Following the optimal image rendering, a process of image blending took place inside the Blender3D software where the captured images (dataset) were rendered for utilisation in the simulator. The use of the Structure from Motion algorithm was utilised for the development of the dense point image, feature, and matching detection. Furthermore, the process for extraction of a depth map model from the three-dimensional (3D) mesh was also highlighted as well as the image restoration process utilising the 3D warping approach. In addition, after these processes were completed, the IBR technique was utilised again for rendering the scenes from the multiple datasets that were captured from the Hexagon Camera Configuration Model to present a scenery that can allow for bidirectional movement. It is therefore noted that the entire work done in this dissertation was substantiated using simulations, genuine data, and physical analysis based on the physically gathered raw data and results from the analysis. The study objectives were therefore achieved by presenting a framework that allows for virtual driving and bidirectional movement of the scene from a Hexagon Camera Configuration Model. Furthermore, the image datasets showed an improvement in the visuals, spatial details and quality of the panoramic images for location identification based on GPS coordinates. Additionally, the rendered images were observed to be smaller than the originally captured images.

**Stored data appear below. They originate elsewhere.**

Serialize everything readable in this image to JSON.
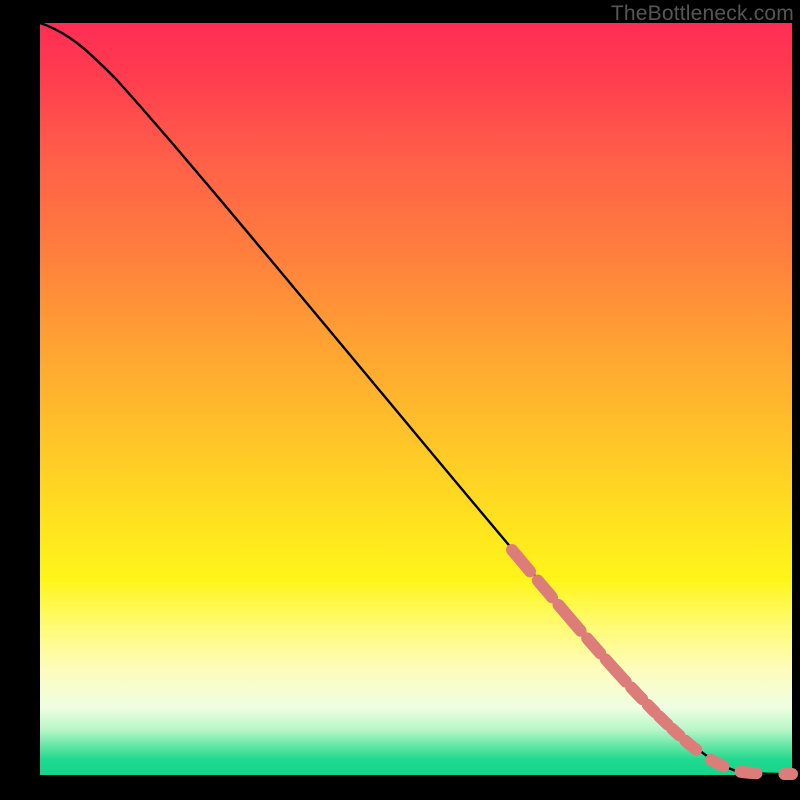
{
  "watermark": "TheBottleneck.com",
  "chart_data": {
    "type": "line",
    "title": "",
    "xlabel": "",
    "ylabel": "",
    "xlim": [
      0,
      100
    ],
    "ylim": [
      0,
      100
    ],
    "series": [
      {
        "name": "curve",
        "color": "#000000",
        "x": [
          0,
          3,
          6,
          10,
          15,
          20,
          25,
          30,
          35,
          40,
          45,
          50,
          55,
          60,
          63,
          66,
          69,
          72,
          74,
          76,
          78,
          80,
          82,
          84,
          85,
          87,
          89,
          91,
          92,
          94,
          96,
          98,
          100
        ],
        "y": [
          100,
          99,
          97,
          94,
          89,
          83,
          77,
          71,
          65,
          59,
          53,
          46,
          40,
          34,
          30,
          27,
          23,
          20,
          17,
          15,
          13,
          11,
          9,
          7,
          6,
          4,
          3,
          2,
          1.2,
          0.6,
          0.2,
          0.1,
          0.1
        ]
      },
      {
        "name": "highlighted-segment",
        "color": "#dd7d79",
        "style": "dashed-thick",
        "x": [
          63,
          66,
          69,
          72,
          74,
          76,
          78,
          80,
          82,
          84,
          85,
          87,
          89,
          91,
          92,
          94,
          96,
          98,
          100
        ],
        "y": [
          30,
          27,
          23,
          20,
          17,
          15,
          13,
          11,
          9,
          7,
          6,
          4,
          3,
          2,
          1.2,
          0.6,
          0.2,
          0.1,
          0.1
        ]
      }
    ],
    "gradient_stops": [
      {
        "pos": 0,
        "color": "#ff2d55"
      },
      {
        "pos": 0.3,
        "color": "#ff7d3e"
      },
      {
        "pos": 0.55,
        "color": "#ffc329"
      },
      {
        "pos": 0.74,
        "color": "#fff51a"
      },
      {
        "pos": 0.86,
        "color": "#fdfcbc"
      },
      {
        "pos": 0.96,
        "color": "#56e39f"
      },
      {
        "pos": 1.0,
        "color": "#14d68b"
      }
    ]
  }
}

The study contribution was based on the GPS module which was utilised to observe and project the scene altitude and coordinates. Moreover, the contribution results process allows for free movement within the 3D-rendered scene to allow for back and forward motion as compared to a slide show that only allows for forwarding motion. In evaluating the efficacy of this research study, the objective argument highlights that through the use of a Hexagon Camera Configuration Model, the user is permitted to move in both the forward and reverse direction within a simulator as opposed to the one-directional movement. These results demonstrate the feasibility of utilising an alternative model for image capture as opposed to the utilisation of a 360o omnidirectional camera and image stitching protocol. Furthermore, the study results demonstrate that the more the input image data, the higher the realism of such a model. In contrast, for 364 image datasets, the output scene is high as a result of a large number of input image datasets with the scene realism observed for both points of cloud and mesh-based on 106110 points.